So 10g would be $18,000 for 5 years of service. Less for 1G of course.
There were people I knew who moved to Kansas when Google installed fiber there because they wanted a lower cost of living and could work from anywhere if they had good internet service.
If someone wants a decent side hustle a service for finding places to live that have 1G+ internet + enough amenities for your typical engineering type might make decent bank with referral fees. Collecting all that into one location.
As someone who recently (-ish) moved to Oak Ridge, TN where we still have shitty Comcast and AT&T service I really wish we had what Chattanooga has. I love the area, but I do not love the internet service providers I have to choose from.
Very true, I could have it much worse. Honestly Comcast isn't that bad, but I deeply resent their ridiculous bandwidth cap when their service is so expensive.
It still gets floated from time to time (I recently saw high speed rail maps making the rounds).

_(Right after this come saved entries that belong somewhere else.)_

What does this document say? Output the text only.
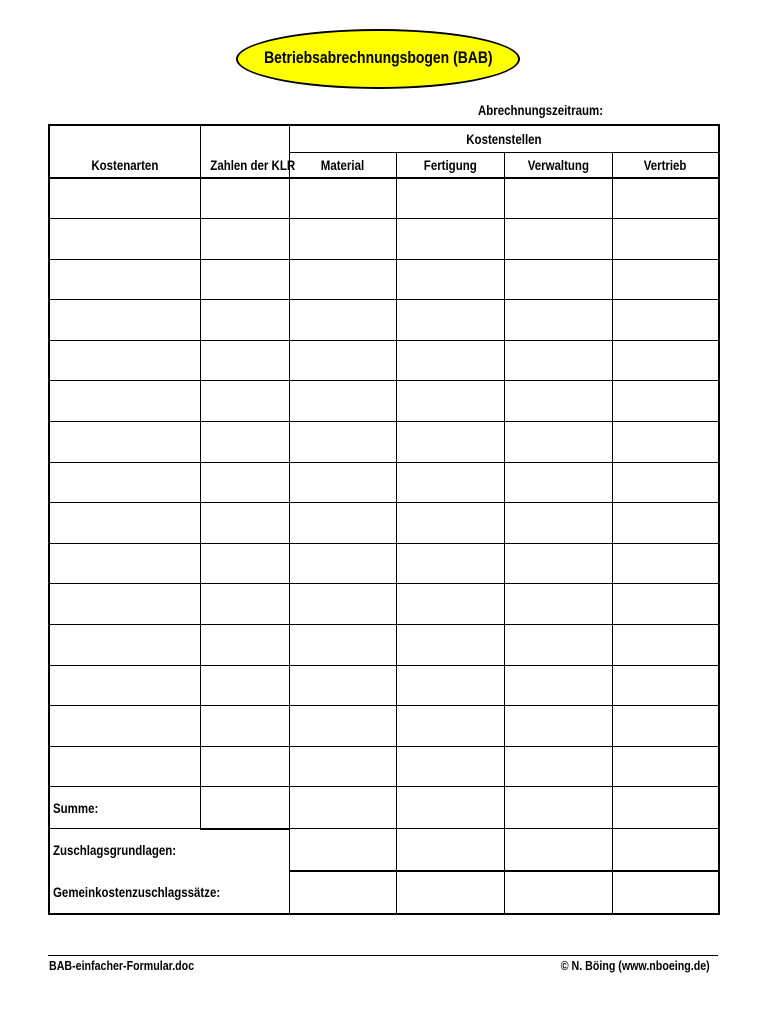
Betriebsabrechnungsbogen (BAB)
Abrechnungszeitraum:
Kostenarten	Zahlen der KLR	Kostenstellen			
		Material	Fertigung	Verwaltung	Vertrieb

Summe:					
Zuschlagsgrundlagen:					
Gemeinkostenzuschlagssätze:					
BAB-einfacher-Formular.doc	© N. Böing (www.nboeing.de)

IF/ when ATL > Chattanooga > Nashville are connected by a leg, it will absolutely change the region.
I have "heard" - completely so-and-so said - that much of the needed infrastructure exists. The key is repurposing existing rail lines and getting right of way.
I think there was a study commissioned that laid out the whole plan for a (3-5 stop) between downtown ATL and Nashville with a stop in Chattanooga.
I wonder how many customers actually do the networking on their end to make sure they aren't the bottleneck (10g ports/proper cabling and switches) versus people who just think "it's a bigger number and I have the cash... Sure"
Residential Internet almost never guarantees speed to the Internet backbone, it is just advertising the Ethernet link speed. There are subscriptions with guaranteed performance, but at a different price.
My home Internet connections are 1 Gbps and 300 Mbps (2 links from 2 providers, I work from home and I need the uptime) for less than $10 each, but the transfer speeds are close to these numbers only for local servers, getting out of the country is about half these speeds.
Best internet I ever used was the municipal fiber in Wilkes County NC (a mostly rural mountain county in NW NC, it does have one larger town which is economically struggling). It was actually better performing and more reliable than the gigabit I used in a skyscraper in Seattle.
That's about the only thing Wilkes county has going for it though. Well, that and housing costs that are much more affordable than most of the more touristy mountain counties nearby.